Mit der Ankündigung von Def Leppard, Whitesnake und weiteren Bands wie Inglorious und FM, die dem Musikstil der 80er-Jahre treu sind, gelang den Organisatoren einen Paukenschlag. 

Waren doch die letzten beiden Jahren eher ein Missbrauch des Wort Rock, wenn man bedenkt dass da Jan Delay oder die Fantastischen Vier nach Hinwil kamen. 

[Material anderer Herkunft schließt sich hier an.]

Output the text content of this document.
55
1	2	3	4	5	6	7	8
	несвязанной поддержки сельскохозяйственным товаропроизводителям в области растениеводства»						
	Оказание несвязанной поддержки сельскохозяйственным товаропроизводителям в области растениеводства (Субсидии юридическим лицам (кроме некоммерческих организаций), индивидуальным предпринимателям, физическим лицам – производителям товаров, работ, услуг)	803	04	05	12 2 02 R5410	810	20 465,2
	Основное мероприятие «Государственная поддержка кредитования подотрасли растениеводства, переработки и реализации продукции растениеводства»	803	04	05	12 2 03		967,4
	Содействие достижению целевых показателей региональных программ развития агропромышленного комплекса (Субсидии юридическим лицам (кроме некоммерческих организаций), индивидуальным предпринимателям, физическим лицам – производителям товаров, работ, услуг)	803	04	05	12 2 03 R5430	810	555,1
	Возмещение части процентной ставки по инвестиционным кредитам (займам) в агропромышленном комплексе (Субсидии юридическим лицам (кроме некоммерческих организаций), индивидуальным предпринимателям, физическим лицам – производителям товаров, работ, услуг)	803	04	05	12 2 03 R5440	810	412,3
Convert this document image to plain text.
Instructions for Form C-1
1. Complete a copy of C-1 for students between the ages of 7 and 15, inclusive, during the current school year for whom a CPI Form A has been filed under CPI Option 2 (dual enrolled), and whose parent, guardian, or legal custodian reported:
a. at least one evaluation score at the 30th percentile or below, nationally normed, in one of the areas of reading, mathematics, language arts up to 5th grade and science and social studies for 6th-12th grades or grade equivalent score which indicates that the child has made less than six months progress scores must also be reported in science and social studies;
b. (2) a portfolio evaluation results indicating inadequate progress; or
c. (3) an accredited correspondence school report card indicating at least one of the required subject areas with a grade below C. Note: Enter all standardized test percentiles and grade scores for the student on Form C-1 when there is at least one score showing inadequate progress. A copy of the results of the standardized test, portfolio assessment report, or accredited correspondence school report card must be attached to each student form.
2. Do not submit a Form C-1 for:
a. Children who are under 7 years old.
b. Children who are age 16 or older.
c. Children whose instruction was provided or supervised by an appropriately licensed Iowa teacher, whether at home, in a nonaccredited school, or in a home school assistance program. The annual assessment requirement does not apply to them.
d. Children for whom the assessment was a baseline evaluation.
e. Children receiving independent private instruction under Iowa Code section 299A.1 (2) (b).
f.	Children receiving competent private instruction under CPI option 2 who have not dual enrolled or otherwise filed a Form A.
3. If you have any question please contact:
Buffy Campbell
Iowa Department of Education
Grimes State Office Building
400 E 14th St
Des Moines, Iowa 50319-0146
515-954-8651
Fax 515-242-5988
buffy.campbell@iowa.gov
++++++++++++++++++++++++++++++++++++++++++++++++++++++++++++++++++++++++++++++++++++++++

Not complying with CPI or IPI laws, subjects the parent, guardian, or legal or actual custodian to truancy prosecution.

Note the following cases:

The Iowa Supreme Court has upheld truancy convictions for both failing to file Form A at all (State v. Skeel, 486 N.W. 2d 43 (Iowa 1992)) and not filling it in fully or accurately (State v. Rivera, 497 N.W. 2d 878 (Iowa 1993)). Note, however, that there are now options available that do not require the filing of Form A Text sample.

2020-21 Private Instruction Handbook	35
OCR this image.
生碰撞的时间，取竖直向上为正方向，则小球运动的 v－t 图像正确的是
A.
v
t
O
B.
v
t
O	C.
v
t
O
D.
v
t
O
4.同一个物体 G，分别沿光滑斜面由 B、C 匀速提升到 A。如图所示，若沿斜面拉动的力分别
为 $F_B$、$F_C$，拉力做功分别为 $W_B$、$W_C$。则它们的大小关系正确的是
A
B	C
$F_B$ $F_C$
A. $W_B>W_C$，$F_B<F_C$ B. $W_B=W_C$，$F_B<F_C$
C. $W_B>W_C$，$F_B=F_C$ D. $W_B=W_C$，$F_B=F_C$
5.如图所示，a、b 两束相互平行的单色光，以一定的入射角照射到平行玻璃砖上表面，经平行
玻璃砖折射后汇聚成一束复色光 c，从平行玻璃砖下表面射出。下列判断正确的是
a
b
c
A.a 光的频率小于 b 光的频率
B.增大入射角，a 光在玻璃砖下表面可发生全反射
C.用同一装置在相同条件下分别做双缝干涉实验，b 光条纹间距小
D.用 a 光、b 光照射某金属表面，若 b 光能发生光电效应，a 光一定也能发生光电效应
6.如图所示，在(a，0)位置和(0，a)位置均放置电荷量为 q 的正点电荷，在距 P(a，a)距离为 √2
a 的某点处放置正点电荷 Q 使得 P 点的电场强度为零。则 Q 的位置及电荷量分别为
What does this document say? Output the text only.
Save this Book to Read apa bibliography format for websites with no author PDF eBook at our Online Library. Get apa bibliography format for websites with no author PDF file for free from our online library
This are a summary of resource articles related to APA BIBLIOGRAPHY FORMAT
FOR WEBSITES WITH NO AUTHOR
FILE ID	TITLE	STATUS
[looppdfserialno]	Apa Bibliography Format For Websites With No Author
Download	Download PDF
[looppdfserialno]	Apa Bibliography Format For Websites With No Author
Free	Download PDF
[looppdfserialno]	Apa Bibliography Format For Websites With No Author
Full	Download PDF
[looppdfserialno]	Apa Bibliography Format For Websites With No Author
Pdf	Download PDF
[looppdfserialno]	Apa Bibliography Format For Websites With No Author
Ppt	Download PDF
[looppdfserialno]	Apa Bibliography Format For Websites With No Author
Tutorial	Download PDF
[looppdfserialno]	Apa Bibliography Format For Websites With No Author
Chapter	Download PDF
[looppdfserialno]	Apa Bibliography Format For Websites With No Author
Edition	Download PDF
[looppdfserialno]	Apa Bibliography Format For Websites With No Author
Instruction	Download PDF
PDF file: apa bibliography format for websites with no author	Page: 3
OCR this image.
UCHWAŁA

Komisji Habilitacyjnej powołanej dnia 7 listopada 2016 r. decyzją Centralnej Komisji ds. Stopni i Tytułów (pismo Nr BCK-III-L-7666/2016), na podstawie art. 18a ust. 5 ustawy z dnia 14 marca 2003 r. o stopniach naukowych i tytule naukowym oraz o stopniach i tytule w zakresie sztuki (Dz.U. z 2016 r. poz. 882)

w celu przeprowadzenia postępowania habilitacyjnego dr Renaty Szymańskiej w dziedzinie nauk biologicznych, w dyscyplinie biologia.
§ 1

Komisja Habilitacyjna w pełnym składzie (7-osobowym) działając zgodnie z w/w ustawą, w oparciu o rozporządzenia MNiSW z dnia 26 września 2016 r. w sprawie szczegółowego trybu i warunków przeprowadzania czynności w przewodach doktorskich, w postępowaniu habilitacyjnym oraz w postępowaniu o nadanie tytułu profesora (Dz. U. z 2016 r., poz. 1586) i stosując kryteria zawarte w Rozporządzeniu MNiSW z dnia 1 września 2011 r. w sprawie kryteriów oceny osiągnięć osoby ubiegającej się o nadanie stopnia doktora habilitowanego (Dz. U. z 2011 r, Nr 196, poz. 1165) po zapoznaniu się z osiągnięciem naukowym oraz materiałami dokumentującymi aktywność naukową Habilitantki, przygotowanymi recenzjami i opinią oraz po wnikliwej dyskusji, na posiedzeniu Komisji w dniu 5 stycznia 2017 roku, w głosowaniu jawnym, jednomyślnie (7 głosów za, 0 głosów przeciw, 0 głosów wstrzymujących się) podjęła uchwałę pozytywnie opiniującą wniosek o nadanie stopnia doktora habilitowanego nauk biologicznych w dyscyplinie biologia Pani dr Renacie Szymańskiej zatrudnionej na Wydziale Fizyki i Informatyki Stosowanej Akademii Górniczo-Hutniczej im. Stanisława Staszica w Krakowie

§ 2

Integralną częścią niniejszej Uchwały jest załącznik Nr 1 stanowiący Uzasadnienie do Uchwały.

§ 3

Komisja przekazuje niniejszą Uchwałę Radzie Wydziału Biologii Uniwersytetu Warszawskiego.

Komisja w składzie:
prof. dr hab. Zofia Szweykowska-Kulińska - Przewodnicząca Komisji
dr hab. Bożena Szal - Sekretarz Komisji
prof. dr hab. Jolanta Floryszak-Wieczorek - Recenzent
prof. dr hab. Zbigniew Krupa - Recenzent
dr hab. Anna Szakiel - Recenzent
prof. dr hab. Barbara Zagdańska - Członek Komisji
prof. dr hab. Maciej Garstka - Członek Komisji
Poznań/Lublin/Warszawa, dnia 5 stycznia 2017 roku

Mit dieser ersten Ankündigung war also Wiedergutmachung angesagt, die ihre Wirkung nicht verfehlte. Auch die Bandwelle Nummer zwei mit Saxon, Krokus (Abschiedstour) und Gotthard als kostengünstiger Lückenfüller garantierte gute Ticketverkäufe. Da konnte bei der dritten Ankündigung nichts mehr schief gehen. Böse Überraschungen waren nicht mehr zu erwarten, man ging back to the Roots und holte mit den Australiern Midnight Oil einen grossen Unbekannten und mit den Südstaaten-Legenden Lynyrd Skynyrd einen weiteren Kracher, so das die Drei-Tagespässe die einzig richtige Wahl war. 

 

Einem Festival des Sonderklasse konnte also nichts mehr im Weg stehen. Seit der Ausgabe 2018 gibt es am Rock the Ring eine zweite Bühne, die sogenannte B-Stage. Unterstützt wird das Projekt von der Souls of Rock Foundation. Die Foundation unterstützt kleinere Schweizer Bands in ihrem Vorhaben, irgendeinmal von ihrer Leidenschaft zur Musik leben zu können. Es versteht sich von selbst, dass ich mir diese Horizonterweiterung über das einheimische Schaffen anhörte. Am ersten Tag machte ich mir ein Bild von Shambolic Shrinks und Black Diamonds. Die Ersten spielten soliden Alternativ Rock, der bei mir nicht so hängenbleiben wollte. Schon 2016 waren sie dank einem Wettbewerb im Autobahnkreisel von Hinwil zu sehen und hören. Schon damals war mein Urteil gut, aber nicht so gut, dass ich sie zuhause hören möchte. Gemäss Biographie auf ihrer Website sind ihre Stärke, Live Auftritte. Das mag sein, musikalisch reissen sie mich zumindest nicht so mit. 

 

Black Diamonds waren mit ihrem griffigen Hardrock/Metal eher mein Ding. Leider blieb nicht viel Zeit zum Zuhören, da die Hauptbühne mit den Newcomer Inglorious ebenfalls eine unbekannte Band darauf wartete, entdeckt zu werden. Die Engländer Nathan James am Mikro, dem Gitarristen Wil Taylor, dem Bassisten Colin Parkinson und dem Schlagzeuger Phil Beaver haben die Band im Februar 2019 gegründet. Von diesen fünf sind allerdings nur noch Nathan und Phil dabei. Musikalisch überzeugten sie mit coolem Hardrock, schnörkellos gespielt und ohne viel drumherum. Ein berühmter Schweizer Bassist und Freizeit-Philosoph würde da wohl «Meh Dräck» fordern und dies wäre nicht mal unberechtigt. 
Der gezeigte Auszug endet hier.